愛知工業大、部史上初のタイトルを手に。全国地区対抗大学大会制す。
創部31年目の感激。(撮影/松本かおり)
はじめての勲章だった。1月6日にパロマ瑞穗ラグビー場でおこなわれた第66回全国地区対抗大学大会の決勝戦で愛知工業大学が鹿児島大学を45-21で破った。同大会での初優勝は、愛工大が創部31年目で手にした初の王座だった。

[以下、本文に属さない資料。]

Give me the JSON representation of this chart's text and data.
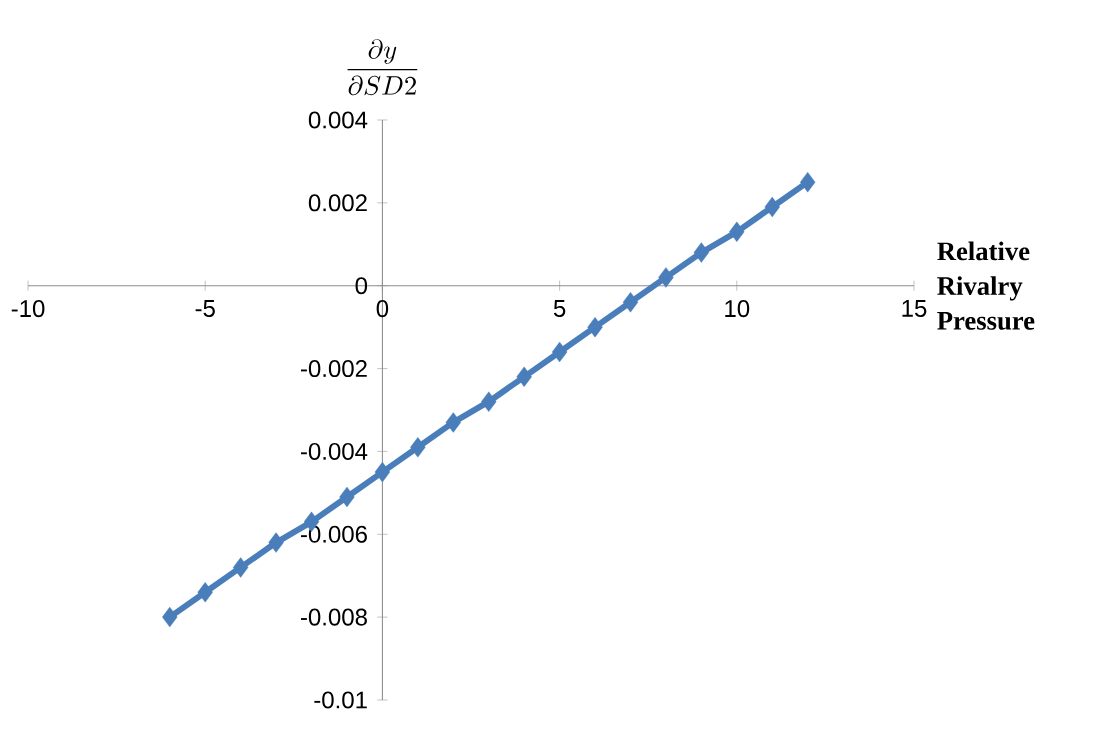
{
  "chart_data": {
    "type": "line",
    "ylabel": "\\frac{\\partial y}{\\partial SD2}",
    "xlabel": "Relative Rivalry Pressure",
    "x": [
      -6,
      -5,
      -4,
      -3,
      -2,
      -1,
      0,
      1,
      2,
      3,
      4,
      5,
      6,
      7,
      8,
      9,
      10,
      11,
      12
    ],
    "series": [
      {
        "color": "#4a7ebb",
        "values": [
          -0.008,
          -0.0074,
          -0.0068,
          -0.0062,
          -0.0057,
          -0.0051,
          -0.0045,
          -0.0039,
          -0.0033,
          -0.0028,
          -0.0022,
          -0.0016,
          -0.001,
          -0.0004,
          0.0002,
          0.0008,
          0.0013,
          0.0019,
          0.0025
        ]
      }
    ],
    "xlim": [
      -10,
      15
    ],
    "xticks": [
      -10,
      -5,
      0,
      5,
      10,
      15
    ],
    "ylim": [
      -0.01,
      0.004
    ],
    "yticks": [
      -0.01,
      -0.008,
      -0.006,
      -0.004,
      -0.002,
      0,
      0.002,
      0.004
    ],
    "marker": "diamond",
    "line_style": "solid"
  }
}
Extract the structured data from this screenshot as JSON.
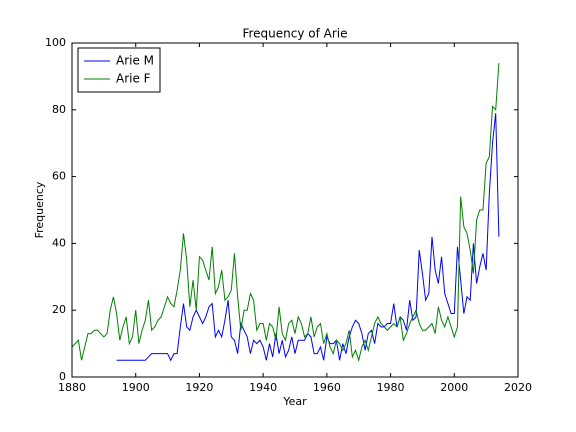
{
  "chart_data": {
    "type": "line",
    "title": "Frequency of Arie",
    "xlabel": "Year",
    "ylabel": "Frequency",
    "x": [
      1880,
      1881,
      1882,
      1883,
      1884,
      1885,
      1886,
      1887,
      1888,
      1889,
      1890,
      1891,
      1892,
      1893,
      1894,
      1895,
      1896,
      1897,
      1898,
      1899,
      1900,
      1901,
      1902,
      1903,
      1904,
      1905,
      1906,
      1907,
      1908,
      1909,
      1910,
      1911,
      1912,
      1913,
      1914,
      1915,
      1916,
      1917,
      1918,
      1919,
      1920,
      1921,
      1922,
      1923,
      1924,
      1925,
      1926,
      1927,
      1928,
      1929,
      1930,
      1931,
      1932,
      1933,
      1934,
      1935,
      1936,
      1937,
      1938,
      1939,
      1940,
      1941,
      1942,
      1943,
      1944,
      1945,
      1946,
      1947,
      1948,
      1949,
      1950,
      1951,
      1952,
      1953,
      1954,
      1955,
      1956,
      1957,
      1958,
      1959,
      1960,
      1961,
      1962,
      1963,
      1964,
      1965,
      1966,
      1967,
      1968,
      1969,
      1970,
      1971,
      1972,
      1973,
      1974,
      1975,
      1976,
      1977,
      1978,
      1979,
      1980,
      1981,
      1982,
      1983,
      1984,
      1985,
      1986,
      1987,
      1988,
      1989,
      1990,
      1991,
      1992,
      1993,
      1994,
      1995,
      1996,
      1997,
      1998,
      1999,
      2000,
      2001,
      2002,
      2003,
      2004,
      2005,
      2006,
      2007,
      2008,
      2009,
      2010,
      2011,
      2012,
      2013,
      2014
    ],
    "series": [
      {
        "name": "Arie M",
        "color": "#0000ff",
        "values": [
          null,
          null,
          null,
          null,
          null,
          null,
          null,
          null,
          null,
          null,
          null,
          null,
          null,
          null,
          5,
          5,
          5,
          5,
          5,
          5,
          5,
          5,
          5,
          5,
          6,
          7,
          7,
          7,
          7,
          7,
          7,
          5,
          7,
          7,
          15,
          22,
          15,
          14,
          18,
          20,
          18,
          16,
          18,
          21,
          22,
          12,
          14,
          12,
          17,
          23,
          12,
          11,
          7,
          16,
          14,
          12,
          7,
          11,
          10,
          11,
          9,
          5,
          10,
          6,
          13,
          7,
          11,
          6,
          8,
          12,
          7,
          11,
          11,
          11,
          13,
          12,
          7,
          7,
          9,
          5,
          12,
          10,
          10,
          11,
          5,
          10,
          7,
          12,
          15,
          17,
          16,
          13,
          8,
          13,
          14,
          10,
          16,
          15,
          15,
          16,
          16,
          22,
          15,
          18,
          17,
          14,
          23,
          17,
          18,
          38,
          31,
          23,
          25,
          42,
          32,
          28,
          36,
          25,
          22,
          19,
          19,
          39,
          29,
          19,
          24,
          23,
          40,
          28,
          33,
          37,
          32,
          55,
          70,
          79,
          42
        ]
      },
      {
        "name": "Arie F",
        "color": "#008000",
        "values": [
          9,
          10,
          11,
          5,
          9,
          13,
          13,
          14,
          14,
          13,
          12,
          13,
          20,
          24,
          19,
          11,
          15,
          18,
          10,
          12,
          20,
          10,
          14,
          17,
          23,
          14,
          15,
          17,
          18,
          21,
          24,
          22,
          21,
          26,
          32,
          43,
          35,
          21,
          29,
          20,
          36,
          35,
          32,
          29,
          39,
          25,
          27,
          32,
          23,
          24,
          26,
          37,
          24,
          14,
          20,
          20,
          25,
          23,
          14,
          16,
          16,
          11,
          16,
          15,
          11,
          21,
          13,
          11,
          16,
          17,
          13,
          18,
          16,
          12,
          13,
          18,
          12,
          15,
          16,
          10,
          13,
          9,
          7,
          11,
          10,
          8,
          10,
          14,
          6,
          8,
          5,
          9,
          11,
          8,
          12,
          16,
          18,
          16,
          15,
          14,
          15,
          16,
          15,
          18,
          11,
          13,
          16,
          18,
          20,
          16,
          14,
          14,
          15,
          16,
          13,
          21,
          17,
          15,
          18,
          15,
          12,
          15,
          54,
          45,
          43,
          38,
          31,
          47,
          50,
          50,
          64,
          66,
          81,
          80,
          94
        ]
      }
    ],
    "xlim": [
      1880,
      2020
    ],
    "xticks": [
      1880,
      1900,
      1920,
      1940,
      1960,
      1980,
      2000,
      2020
    ],
    "ylim": [
      0,
      100
    ],
    "yticks": [
      0,
      20,
      40,
      60,
      80,
      100
    ],
    "legend": "upper left"
  }
}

ファイナリストはともに1回戦、準決勝を完勝し、決戦に挑んだ。愛工大は全国大学選手権出場を目指していたが、目標を切り替えてこの大会に挑んだ。鹿大は4年生は部での活動を引退し、3年生以下の新チーム。ラストイヤーのラストゲームに懸ける思いの強さが勝因のひとつになったのは確かだろう。
愛工大は立ち上がりの時間帯を制してペースを掴んだ。
開始2分、相手反則から得たPKで敵陣深く攻め入り、ラインアウトからのモールで先制トライ。4分にはターンオーバーから攻撃を重ね、最後はアウトサイドを攻略した(WTB永田雄也)。13分にはキックカウンターから大きくボールを動かして走り切る(CTB河野太希)。ラインアウトからのアタックで奪った23分のトライも合わせ、序盤で24-0と大きくリード。残りの時間に鹿大に3トライを返されはしたが、追う者に少し光が差し込むと追加点を奪う戦いでリードを守り切った。
過去に全国地区対抗大会で2度の準優勝はあるものの、監督就任30年で初のタイトルを手にした岡本昌也監督は、「最初に(トライを)取れたのが大きかった。それまで立ち上がりに課題があったが、ディフェンスも頑張ったし、4年生を中心に(この大会に目標を)切り替えて力を合わせてきた結果。多くの人の支えが実っての優勝は嬉しいですね」と感激の表情を見せた。SH青柳大地主将も「自分のたちのラグビーをやり切れた」と話し、仲間と感激の時間に浸った。
敗れた鹿大も、新チームに切り替えて2か月弱ながら自分たちのスタイルを示した。前に出て倒す。ハイテンポで攻める。点差ほどの実力差を感じさせぬパフォーマンスで、最後の15分以上の時間帯を制した。SO中尾隼太主将も「やれることはやったから、いい経験になる」と言った。
いつもの年より早くスタートを切り、ゲームを通しての経験値も高められた。主将は「九州(での優勝)を獲るためにも逆算して組織を作っていきたい。鹿大にとって歴史を変える1年にしたい」と下を向くことはなかった。